Sydney family mourns hero

Mor told The AJN that Zmora had created a WhatsApp group for his family and always reminded them that family comes first.

Arnon Zmora
Arnon Zmora.

Gil Mor wants people to remember his cousin Arnon Zmora (pictured) “not just as the soldier, but as a family man” after the hero officer was tragically killed while rescuing four hostages from Gaza.

Mor lives in Sydney with his family and on Sunday night he arranged for the local community to say Kaddish for Zmora at Maroubra Synagogue.

“It’s emotional,” Mor told those who attended.

“I wanted to get the community together and involved.”

Mor told The AJN that Zmora had created a WhatsApp group for his family and always reminded them that family comes first.

“I have been living here for 20 years, but my parents went to visit Ruti and Reuven [Zmora’s parents] and they said there were so many people there,” Mor said.

“The country at least is showing [its] respects. Where he lives, they all went to the streets to give him a last honour.”

Zmora was an officer of the elite Yamam counterterrorism unit and was part of the mission to rescue Almog Meir Jan, Andrey Kozlov, Shlomi Ziv and Noa Argamani, which was subsequently renamed “Operation Arnon” in his honour. The rescue operation has been compared to the Entebbe raid of 1976 that saved the lives of 102 hostages, but claimed the life of Yonatan Netanyahu and was later remained “Operation Yonatan”.

Thousands of Israelis lined the streets to pay their respects.

Zmora, who Prime Minister Benjamin Netanyahu said “will forever be remembered in the history of our people”, had been fighting in this war since October 7.

“On October 7 he and his crew went and stopped Hamas from coming and attacking Yad Mordechai, which is a village quite close to Gaza,” Mor said.

“If they hadn’t stopped them, they [would have gone] further towards Ashkelon and Ashdod. He was the commander of that unit and saved a lot of lives that day.”
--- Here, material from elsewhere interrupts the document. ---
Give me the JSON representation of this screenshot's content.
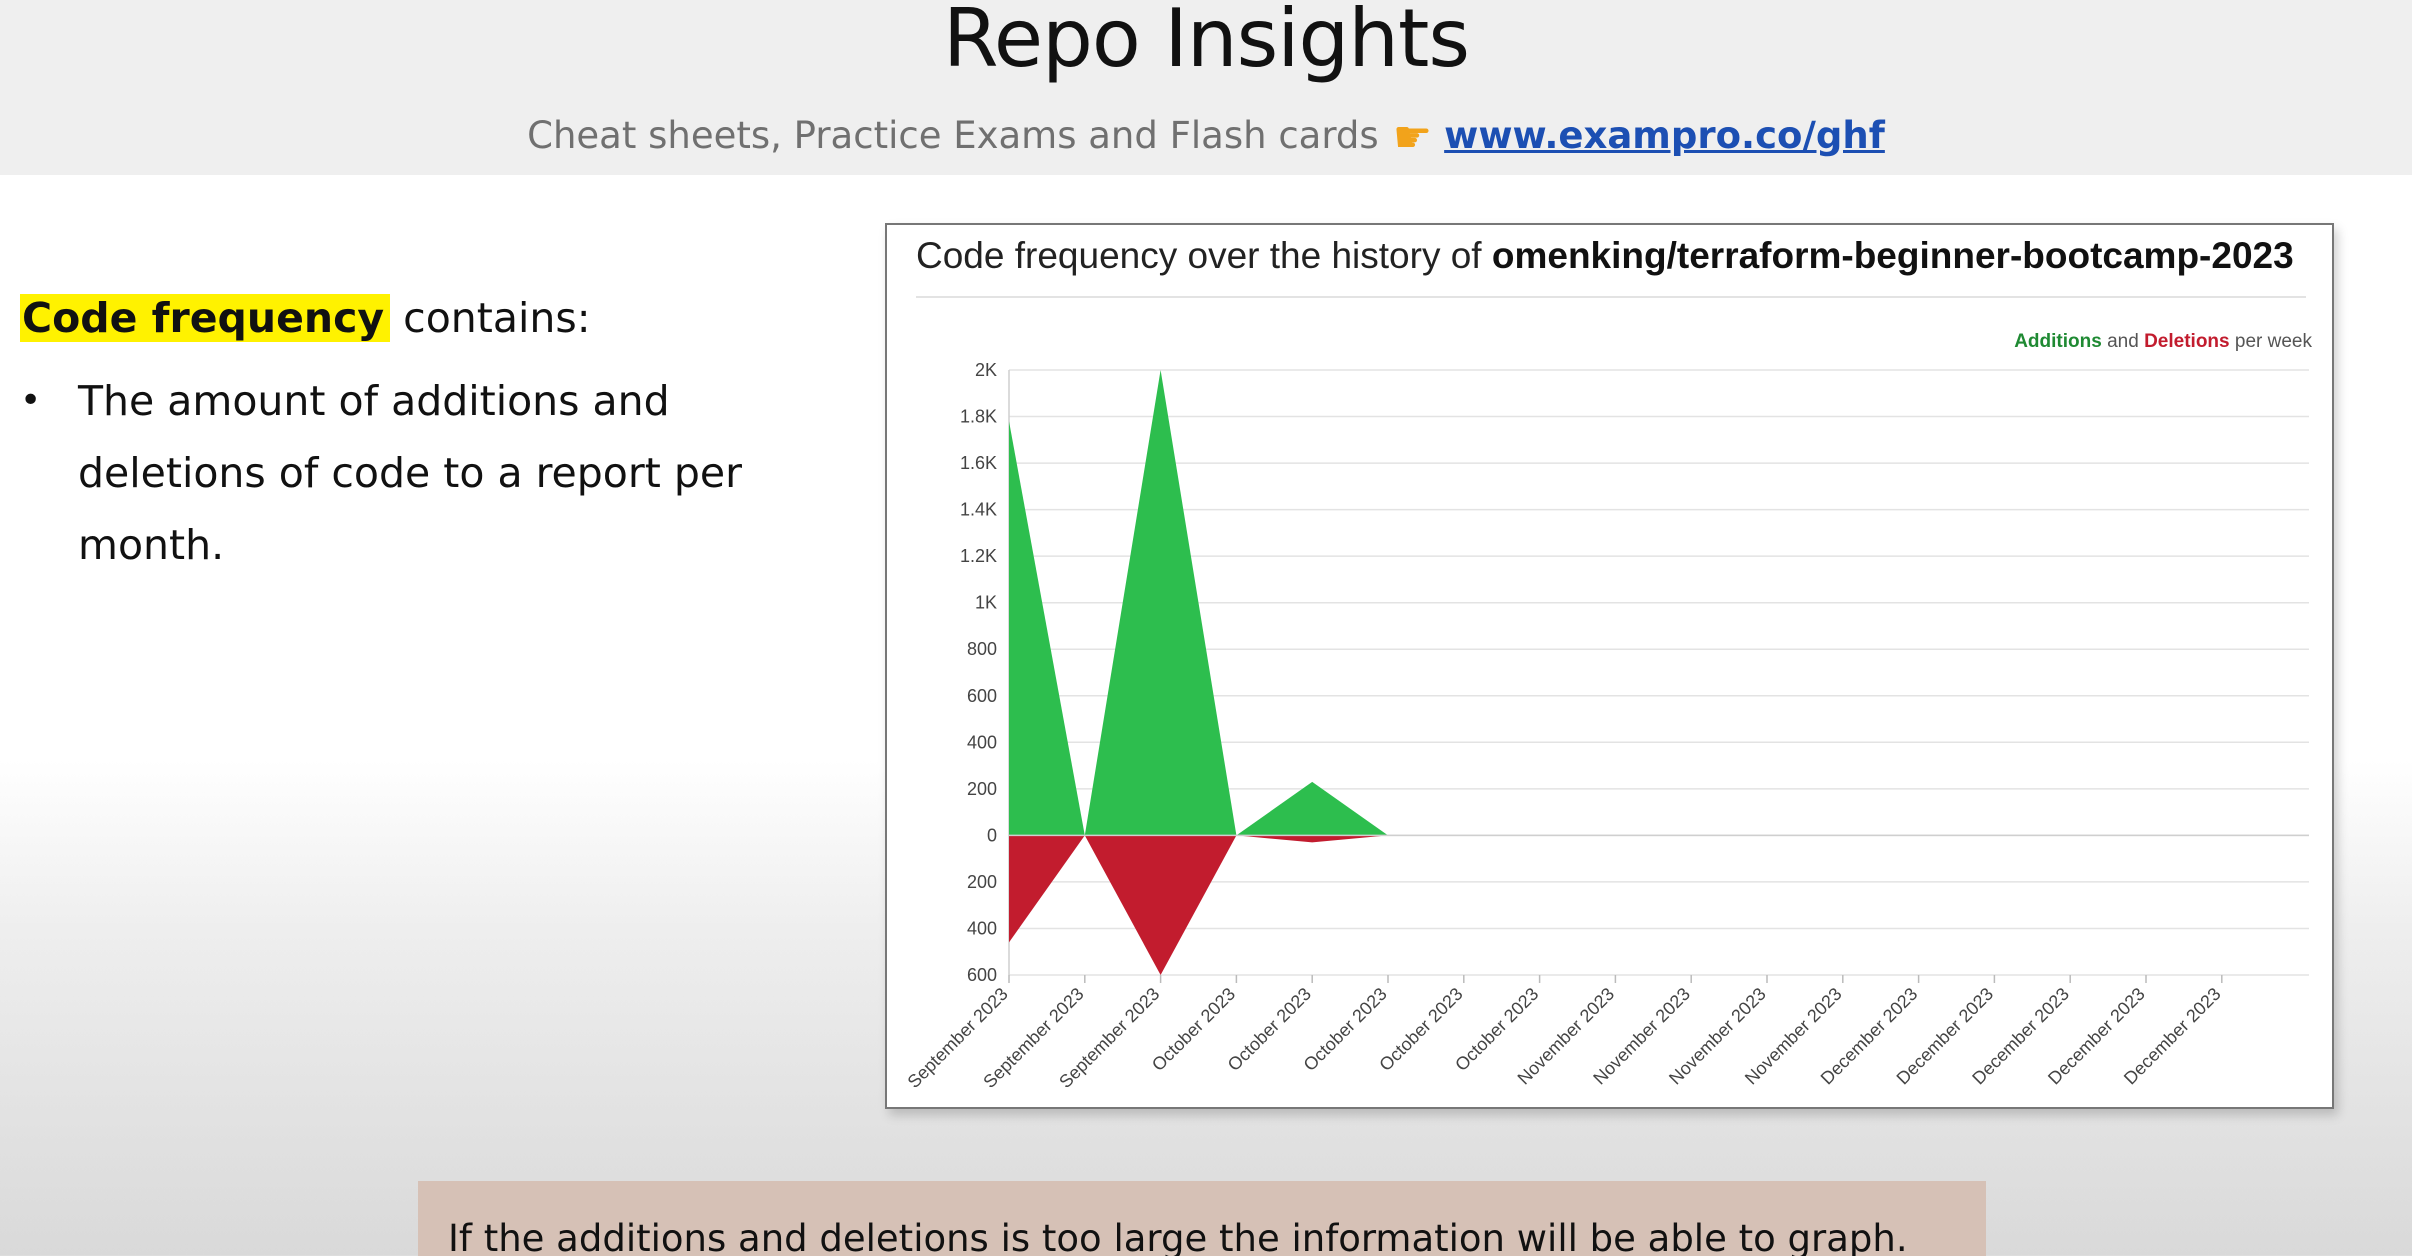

Mor’s grandmother and Zmora’s grandfather were Holocaust survivors who arrived from Hungary on the night the State of Israel was born. Mor said Zmora took his group to hear stories from his grandfather before he passed away in his 90s last year.

Zmora is survived by his wife, Michal, and their two young sons, Noam and Itai.

During Zmora’s funeral in Jerusalem, Michal spoke through tears: “We raised two wonderful children together, my love, whose worlds fell apart in an instant. I am enveloping them and protecting them. I know you know that, and I also know that you thought about us in the split second when you realised that death was coming.”

Mor added: “May his memory be a blessing for everyone.”